—Esto se dice. La cuestión es que se pueda hacerlo—dijo Aviraneta.
—Por otro lado, Pepé está en relaciones con Lafayette—siguió diciendo Pastor—. Le escribe firmando miss Wright, y la intermediaria es la señora Hutchison, que vive en la calle de Clichy, 28.
—¿Y qué puede hacer Pepé?
—Organizar una legión italiana. Fabvier también está con nosotros. Fabvier, con el nombre de Cabillo Torres, ha escrito varias cartas al banquero Haguerman, desde Barcelona, explicando a Lafayette la situación. Fabvier va otra vez a España, desde Londres, con una mujer que toma el nombre de Sorting, y que es una criada de lady Holland. Ahora Fabvier está en París.

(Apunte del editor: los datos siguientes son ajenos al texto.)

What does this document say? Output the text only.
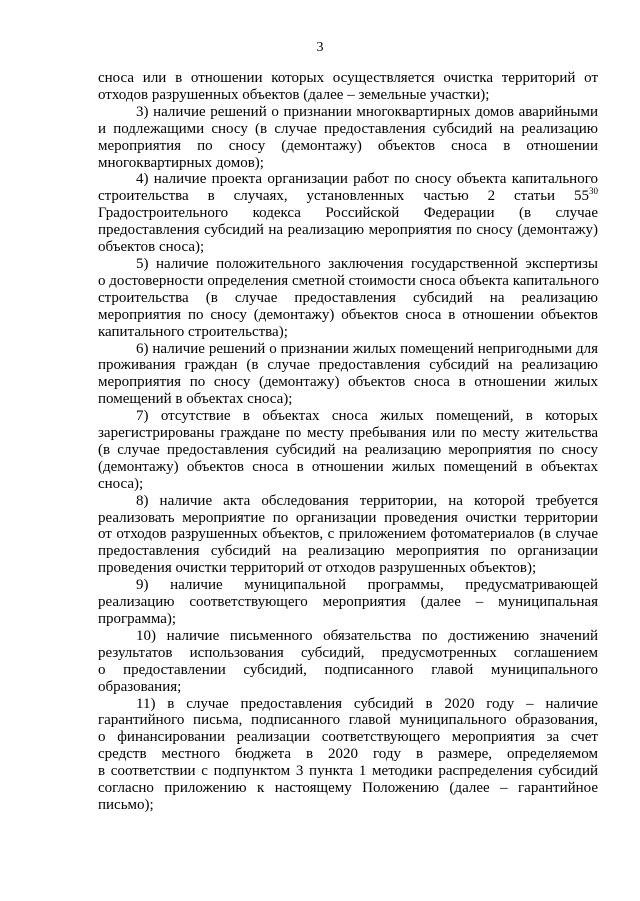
3
сноса или в отношении которых осуществляется очистка территорий от
отходов разрушенных объектов (далее – земельные участки);
3) наличие решений о признании многоквартирных домов аварийными
и подлежащими сносу (в случае предоставления субсидий на реализацию
мероприятия по сносу (демонтажу) объектов сноса в отношении
многоквартирных домов);
4) наличие проекта организации работ по сносу объекта капитального
строительства в случаях, установленных частью 2 статьи $55^{30}$
Градостроительного кодекса Российской Федерации (в случае
предоставления субсидий на реализацию мероприятия по сносу (демонтажу)
объектов сноса);
5) наличие положительного заключения государственной экспертизы
о достоверности определения сметной стоимости сноса объекта капитального
строительства (в случае предоставления субсидий на реализацию
мероприятия по сносу (демонтажу) объектов сноса в отношении объектов
капитального строительства);
6) наличие решений о признании жилых помещений непригодными для
проживания граждан (в случае предоставления субсидий на реализацию
мероприятия по сносу (демонтажу) объектов сноса в отношении жилых
помещений в объектах сноса);
7) отсутствие в объектах сноса жилых помещений, в которых
зарегистрированы граждане по месту пребывания или по месту жительства
(в случае предоставления субсидий на реализацию мероприятия по сносу
(демонтажу) объектов сноса в отношении жилых помещений в объектах
сноса);
8) наличие акта обследования территории, на которой требуется
реализовать мероприятие по организации проведения очистки территории
от отходов разрушенных объектов, с приложением фотоматериалов (в случае
предоставления субсидий на реализацию мероприятия по организации
проведения очистки территорий от отходов разрушенных объектов);
9) наличие муниципальной программы, предусматривающей
реализацию соответствующего мероприятия (далее – муниципальная
программа);
10) наличие письменного обязательства по достижению значений
результатов использования субсидий, предусмотренных соглашением
о предоставлении субсидий, подписанного главой муниципального
образования;
11) в случае предоставления субсидий в 2020 году – наличие
гарантийного письма, подписанного главой муниципального образования,
о финансировании реализации соответствующего мероприятия за счет
средств местного бюджета в 2020 году в размере, определяемом
в соответствии с подпунктом 3 пункта 1 методики распределения субсидий
согласно приложению к настоящему Положению (далее – гарантийное
письмо);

—Sí. Fabvier estará con nosotros y Pepé y algunos otros; pero son hombres, no batalladores—dijo Aviraneta.
A Pastor parecía preocuparle poco la realidad de lo que contaba. Le bastaba con hablar y entusiasmarse.
—El que va a venir con fuerzas perfectamente equipadas es el gran sir Roberto Thomas Wilson. Wilson es de ideas republicanas, diputado de la Cámara de los Comunes; está en París en el hotel de Londres, de la plaza de Vendome.
—¿Pero trae gente?
—Sí, le acompañan Antonio Adolfo Marbot, hijo del general Marbot; John Braandon y John Hickes, radicales ingleses, y dos carbonarios italianos, Santini y Rossi.
—Los conozco—dijo Bonaldi.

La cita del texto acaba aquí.